Cirque Sainte-Marie.

Deuxième concert donné par les artistes des Concerts populaires de Paris sous la direction de M. Pasdeloup.

Commençons par rectifier une erreur qu’une faute de correction nous a fait commettre dans le compte rendu du concert donné samedi. Nous voulions dire “parmi les notabilités qui assistaient à cette fête musicale” et l’on nous a fait écrire : Les notabilités musicales, pour désigner des personnes qui ont assez de titres à la plus honorable notoriété sans qu’il soit nécessaire d’y joindre celle de la musique pour laquelle il leur suffit de montrer beaucoup de goût et de sympathie.

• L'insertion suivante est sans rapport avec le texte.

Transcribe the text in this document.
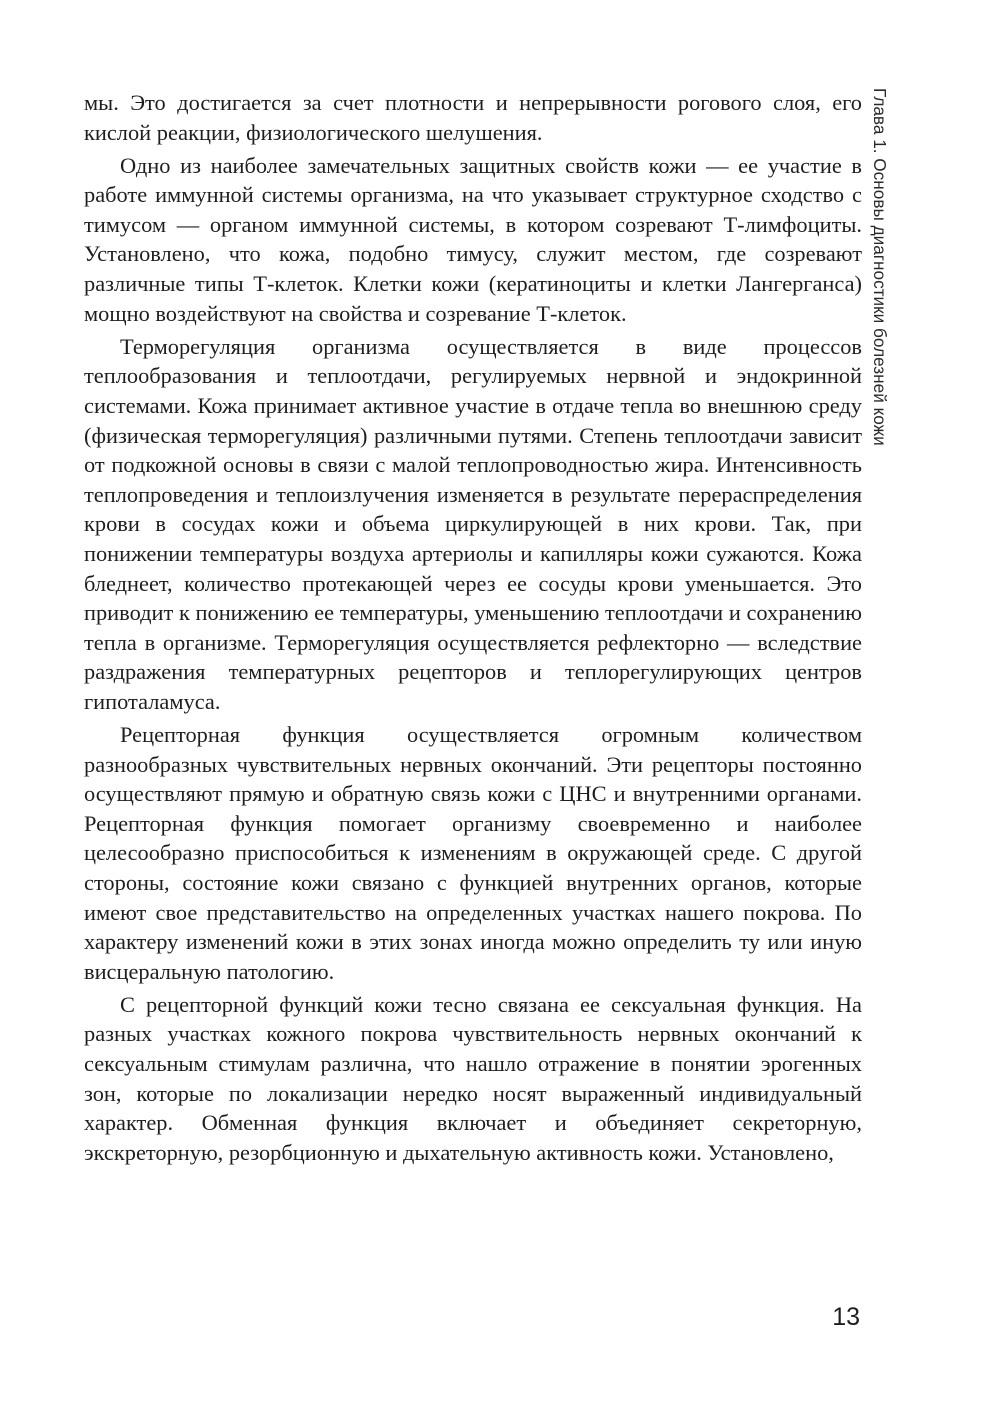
мы. Это достигается за счет плотности и непрерывности рогового слоя, его кислой реакции, физиологического шелушения.

Одно из наиболее замечательных защитных свойств кожи — ее участие в работе иммунной системы организма, на что указывает структурное сходство с тимусом — органом иммунной системы, в котором созревают Т-лимфоциты. Установлено, что кожа, подобно тимусу, служит местом, где созревают различные типы Т-клеток. Клетки кожи (кератиноциты и клетки Лангерганса) мощно воздействуют на свойства и созревание Т-клеток.

Терморегуляция организма осуществляется в виде процессов теплообразования и теплоотдачи, регулируемых нервной и эндокринной системами. Кожа принимает активное участие в отдаче тепла во внешнюю среду (физическая терморегуляция) различными путями. Степень теплоотдачи зависит от подкожной основы в связи с малой теплопроводностью жира. Интенсивность теплопроведения и теплоизлучения изменяется в результате перераспределения крови в сосудах кожи и объема циркулирующей в них крови. Так, при понижении температуры воздуха артериолы и капилляры кожи сужаются. Кожа бледнеет, количество протекающей через ее сосуды крови уменьшается. Это приводит к понижению ее температуры, уменьшению теплоотдачи и сохранению тепла в организме. Терморегуляция осуществляется рефлекторно — вследствие раздражения температурных рецепторов и теплорегулирующих центров гипоталамуса.

Рецепторная функция осуществляется огромным количеством разнообразных чувствительных нервных окончаний. Эти рецепторы постоянно осуществляют прямую и обратную связь кожи с ЦНС и внутренними органами. Рецепторная функция помогает организму своевременно и наиболее целесообразно приспособиться к изменениям в окружающей среде. С другой стороны, состояние кожи связано с функцией внутренних органов, которые имеют свое представительство на определенных участках нашего покрова. По характеру изменений кожи в этих зонах иногда можно определить ту или иную висцеральную патологию.

С рецепторной функций кожи тесно связана ее сексуальная функция. На разных участках кожного покрова чувствительность нервных окончаний к сексуальным стимулам различна, что нашло отражение в понятии эрогенных зон, которые по локализации нередко носят выраженный индивидуальный характер. Обменная функция включает и объединяет секреторную, экскреторную, резорбционную и дыхательную активность кожи. Установлено,

Глава 1. Основы диагностики болезней кожи
13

Comme le premier jour, l’exécution a été admirable et le succès complet et enthousiaste. L’ouverture de Sémiramis de Rossini a été enlevée. La symphonie pastorale, cette magnifique composition de Beethoven a été exécutée avec une perfection au-dessus de tous les éloges. Nous en dirons autant de L’Invitation à la valse de Weber orchestrée par Berlioz. Les fragments des septuors de Beethoven ont mis en relief le talent de MM. Leroy, Mohr et Villaufray, de même que la parfaite exécution de l’orchestre qui a terminé la séance par le ravissant finale de la 29e symphonie d’Haydn.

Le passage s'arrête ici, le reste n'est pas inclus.